Um jantar com os amigos, uma aula de culinária, uma festa em casa com muitos balões e outras decorações, e nada de encontros românticos com o parceiro: é assim que elas preferem celebrar o "Valentine's Day", ou "Dia de São Valentim", como é chamado o "Dia dos Namorados" nos Estados Unidos.

Dessa forma surgiu o "Galantine's Day", uma espécie de "Dia do Bolo com os Amigos" (trocadilho de "gate", bolo em inglês, e Valantine).

Tudo começou em 2010 com um episódio de "Parks and Recreation", no qual a heroína Leslie Knope, interpretada por Amy Poehler, organiza um brunch em casa no dia 13 de fevereiro com suas melhores amigas.

Para ela, é uma maneira de fazer frente ao sacrossanto "Valentine's Day", com a ideia de que a amizade deve ser celebrada tanto quanto o amor.

"As mulheres crescem com essa fantasia do grande amor romântico, e o que estar apaixonado significa", diz Olivia Dillingham, consultora de marketing em Nova York.

"Isso faz com que se sintam indignas e incapazes quando não têm ninguém para jantar no Dia dos Namorados", destaca.

Então, a ideia de "Parks and Recreation" parece ter colado. O que começou como uma provocação, gradualmente se instalou em alguns círculos americanos, e as marcas já compreenderam isso.

Agora encontramos cartões, taças de vinho, velas e bolos estampados com "Galentine's Day". Bares e restaurantes organizam "happy hours" e festas dedicadas à data. E lojas de roupas estão fazendo promoções para a ocasião.

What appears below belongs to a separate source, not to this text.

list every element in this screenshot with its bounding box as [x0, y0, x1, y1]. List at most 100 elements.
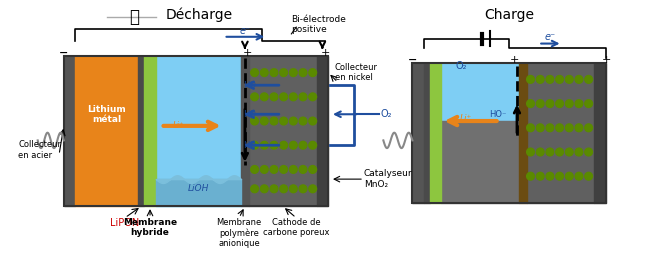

Em Washington, o hotel de luxo St. Regis oferece um chá da tarde no dia 13 de fevereiro com um excepcional leilão de joias.

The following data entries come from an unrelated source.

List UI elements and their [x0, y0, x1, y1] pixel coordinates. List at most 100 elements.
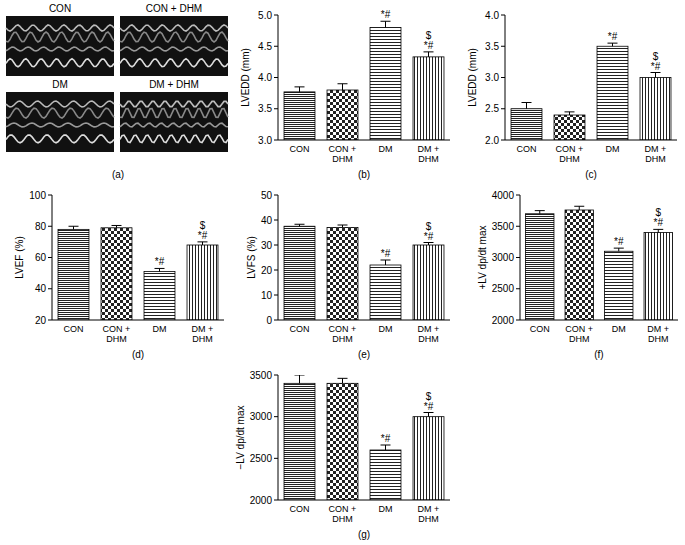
x-tick-label: CON — [290, 144, 310, 154]
significance: *# — [381, 9, 391, 20]
significance: $ — [653, 51, 659, 62]
y-tick — [501, 77, 505, 78]
x-axis — [520, 320, 678, 321]
y-tick-label: 2000 — [492, 315, 515, 326]
y-tick — [274, 46, 278, 47]
bar — [284, 92, 315, 140]
x-tick-label: DM +DHM — [418, 324, 440, 344]
y-tick — [501, 140, 505, 141]
echo-trace — [120, 123, 228, 127]
bar — [413, 245, 444, 320]
bar — [413, 57, 444, 140]
error-bar — [338, 225, 348, 228]
y-tick — [501, 15, 505, 16]
error-bar — [381, 445, 391, 450]
error-bar — [608, 43, 618, 46]
error-bar — [614, 248, 624, 251]
y-axis — [278, 375, 279, 500]
y-tick-label: 4.0 — [258, 72, 272, 83]
error-bar — [424, 413, 434, 417]
label-line: DM + — [418, 324, 440, 334]
bar — [640, 78, 671, 141]
label-line: DHM — [332, 334, 353, 344]
y-tick — [274, 108, 278, 109]
echo-trace — [120, 25, 228, 31]
y-tick — [516, 288, 520, 289]
y-tick — [274, 77, 278, 78]
panel-label: (b) — [358, 169, 370, 180]
x-tick-label: CON +DHM — [103, 324, 131, 344]
significance: *# — [155, 256, 165, 267]
label-line: DHM — [332, 514, 353, 524]
label-line: DM + — [418, 144, 440, 154]
label-line: DHM — [648, 334, 669, 344]
panel-label: (g) — [358, 529, 370, 540]
echo-trace — [120, 101, 228, 106]
error-bar — [565, 112, 575, 115]
panel-label: (f) — [594, 349, 603, 360]
y-axis-label: LVEDD (mm) — [240, 48, 251, 107]
chart: *#*#$3.03.54.04.55.0LVEDD (mm)CONCON +DH… — [240, 9, 450, 180]
y-tick-label: 3500 — [492, 221, 515, 232]
y-tick — [274, 295, 278, 296]
significance: $ — [655, 207, 661, 218]
y-tick — [501, 108, 505, 109]
bar — [413, 417, 444, 500]
error-bar — [155, 268, 165, 271]
bar — [511, 109, 542, 140]
y-axis-label: LVEF (%) — [14, 236, 25, 279]
significance: *# — [424, 401, 434, 412]
significance: *# — [381, 248, 391, 259]
y-tick-label: 50 — [261, 190, 273, 201]
error-bar — [295, 375, 305, 383]
y-tick — [48, 257, 52, 258]
label-line: DM + — [647, 324, 669, 334]
label-line: DM + — [645, 144, 667, 154]
label-line: CON + — [329, 504, 357, 514]
y-tick-label: 2500 — [250, 453, 273, 464]
y-tick — [274, 270, 278, 271]
x-tick-label: DM — [606, 144, 620, 154]
x-axis — [278, 320, 450, 321]
image-panel: CONCON + DHMDMDM + DHM(a) — [6, 3, 228, 180]
error-bar — [381, 21, 391, 27]
bars — [526, 206, 673, 320]
y-tick-label: 3000 — [250, 411, 273, 422]
echo-trace — [6, 59, 114, 67]
echo-image — [120, 92, 228, 152]
error-bar — [381, 260, 391, 265]
label-line: CON + — [556, 144, 584, 154]
label-line: DHM — [569, 334, 590, 344]
y-tick-label: 60 — [35, 252, 47, 263]
chart: *#*#$20002500300035004000+LV dp/dt maxCO… — [477, 190, 678, 361]
error-bar — [424, 243, 434, 246]
significance: *# — [614, 236, 624, 247]
label-line: DHM — [559, 154, 580, 164]
image-caption: DM + DHM — [149, 79, 199, 90]
x-tick-label: DM — [379, 504, 393, 514]
image-caption: CON — [49, 3, 71, 14]
error-bar — [295, 87, 305, 92]
y-tick — [274, 320, 278, 321]
echo-trace — [6, 25, 114, 31]
x-axis — [278, 500, 450, 501]
bar — [327, 383, 358, 500]
y-tick-label: 4000 — [492, 190, 515, 201]
bar — [58, 229, 89, 320]
significance: *# — [608, 31, 618, 42]
y-tick-label: 2.0 — [485, 135, 499, 146]
error-bar — [653, 229, 663, 232]
bar — [284, 226, 315, 320]
x-tick-label: DM — [379, 324, 393, 334]
y-tick — [274, 375, 278, 376]
echo-image — [6, 16, 114, 76]
chart: *#*#$2.02.53.03.54.0LVEDD (mm)CONCON +DH… — [467, 10, 677, 181]
error-bar — [535, 211, 545, 214]
y-axis-label: +LV dp/dt max — [477, 225, 488, 289]
echo-trace — [120, 47, 228, 51]
y-tick — [274, 416, 278, 417]
y-tick — [48, 226, 52, 227]
x-tick-label: DM +DHM — [418, 144, 440, 164]
y-tick — [274, 245, 278, 246]
bar — [144, 272, 175, 320]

"Tornamos o momento um pouco lúdico, com muitas cores femininas", explica Heather Dobson, chef confeiteira do hotel, mostrando suas criações doces decoradas com corações de chocolate e pétalas de rosas.

- "Uma boa desculpa" -

Apenas um em cada dois americanos planeja comemorar o Dia dos Namorados em 2019, de acordo com a Federação Nacional do Comércio, um declínio de 10% na última década.

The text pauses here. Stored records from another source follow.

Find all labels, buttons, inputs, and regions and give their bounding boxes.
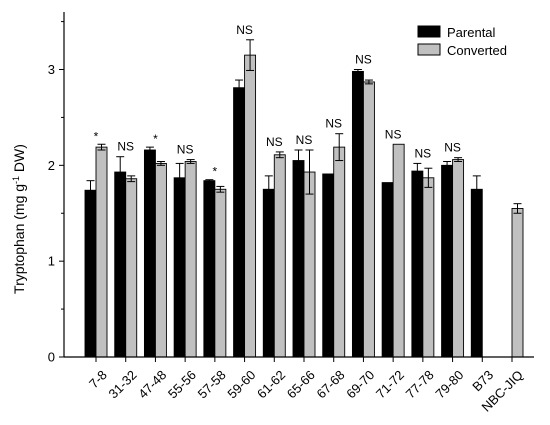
significance-label-77-78: NS [415,146,432,160]
x-tick-label-57-58: 57-58 [195,367,229,401]
bar-parental-59-60 [233,87,246,358]
bar-converted-79-80 [452,159,465,358]
bar-converted-69-70 [362,81,375,358]
bar-parental-65-66 [292,160,305,358]
legend-swatch-parental [417,25,441,38]
bar-converted-77-78 [422,177,435,358]
bar-converted-55-56 [184,161,197,358]
y-axis-label: Tryptophan (mg g-1 DW) [11,144,27,294]
significance-label-57-58: * [213,165,218,179]
bar-converted-7-8 [95,146,108,358]
bar-parental-71-72 [381,182,394,358]
x-tick-label-61-62: 61-62 [254,367,288,401]
significance-label-31-32: NS [117,140,134,154]
bar-parental-69-70 [351,70,364,358]
bars-layer [84,54,524,358]
bar-parental-B73 [470,188,483,358]
y-tick-label: 3 [48,62,55,77]
x-tick-label-55-56: 55-56 [165,367,199,401]
y-tick-label: 0 [48,350,55,365]
bar-converted-31-32 [125,178,138,358]
bar-converted-67-68 [333,146,346,358]
y-tick-label: 1 [48,254,55,269]
x-tick-label-79-80: 79-80 [432,367,466,401]
x-ticks: 7-831-3247-4855-5657-5859-6061-6265-6667… [86,357,526,415]
bar-parental-55-56 [173,177,186,358]
significance-labels: * NS * NS * NS NS NS NS NS NS NS NS [94,23,461,179]
significance-label-69-70: NS [355,53,372,67]
bar-parental-67-68 [322,173,335,358]
y-ticks: 0 1 2 3 [48,21,64,365]
x-tick-label-71-72: 71-72 [373,367,407,401]
legend-swatch-converted [417,43,441,56]
legend: Parental Converted [417,25,507,58]
bar-converted-59-60 [244,54,257,358]
x-tick-label-47-48: 47-48 [135,367,169,401]
bar-parental-7-8 [84,189,97,358]
bar-parental-57-58 [203,180,216,358]
bar-parental-47-48 [143,149,156,358]
significance-label-71-72: NS [385,127,402,141]
bar-parental-77-78 [411,170,424,358]
bar-converted-71-72 [392,143,405,358]
bar-converted-NBC-JIQ [511,208,524,358]
bar-parental-79-80 [441,164,454,358]
bar-parental-31-32 [114,171,127,358]
significance-label-65-66: NS [296,133,313,147]
significance-label-47-48: * [153,132,158,146]
bar-converted-47-48 [154,162,167,358]
bar-converted-65-66 [303,171,316,358]
x-tick-label-7-8: 7-8 [86,367,110,391]
significance-label-7-8: * [94,129,99,143]
bar-converted-57-58 [214,188,227,358]
significance-label-67-68: NS [325,117,342,131]
bar-parental-61-62 [262,188,275,358]
x-tick-label-59-60: 59-60 [224,367,258,401]
x-tick-label-77-78: 77-78 [403,367,437,401]
significance-label-61-62: NS [266,135,283,149]
x-tick-label-67-68: 67-68 [314,367,348,401]
significance-label-55-56: NS [177,143,194,157]
error-bars-layer [86,39,522,214]
y-tick-label: 2 [48,158,55,173]
legend-label-parental: Parental [447,25,496,40]
legend-label-converted: Converted [447,43,507,58]
x-tick-label-65-66: 65-66 [284,367,318,401]
x-tick-label-31-32: 31-32 [106,367,140,401]
x-tick-label-69-70: 69-70 [343,367,377,401]
significance-label-79-80: NS [444,141,461,155]
bar-converted-61-62 [273,154,286,358]
significance-label-59-60: NS [236,23,253,37]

Em contrapartida, de acordo com um estudo do NPD Group, as vendas relacionadas ao "Galentine's Day" devem crescer 20% nos próximos três anos.

Mas para seus seguidores, essa nova celebração vai além de sua mera dimensão superficial e comercial.

"Começou de maneira muito leve", reconhece Riya Patel, uma analista de 22 anos de idade, moradora de Washington.

"Mas não se trata apenas de celebrar seus amigos, é um dia para pensar naqueles que são importantes em sua vida".

"É realmente uma questão de emancipação das mulheres e de ajudar umas às outras", diz Sara Phillips, uma designer de perfumes de 37 anos.

Na festa de seu "Galentine's Day" organizada em sua casa no ano passado, a nova-iorquina Olivia Dillingham e suas amigas lançaram "feitiços" para encontrar o amor, trocaram flores e elogios.

"É muito importante se cercar de apoio", ressalta a jovem de 24 anos. "E também é uma boa desculpa para encontrar suas amigas".

Para Riya Patel, a particularidade do "Galentine's Day" é "celebrar a maneira como nos apoiamos mutuamente".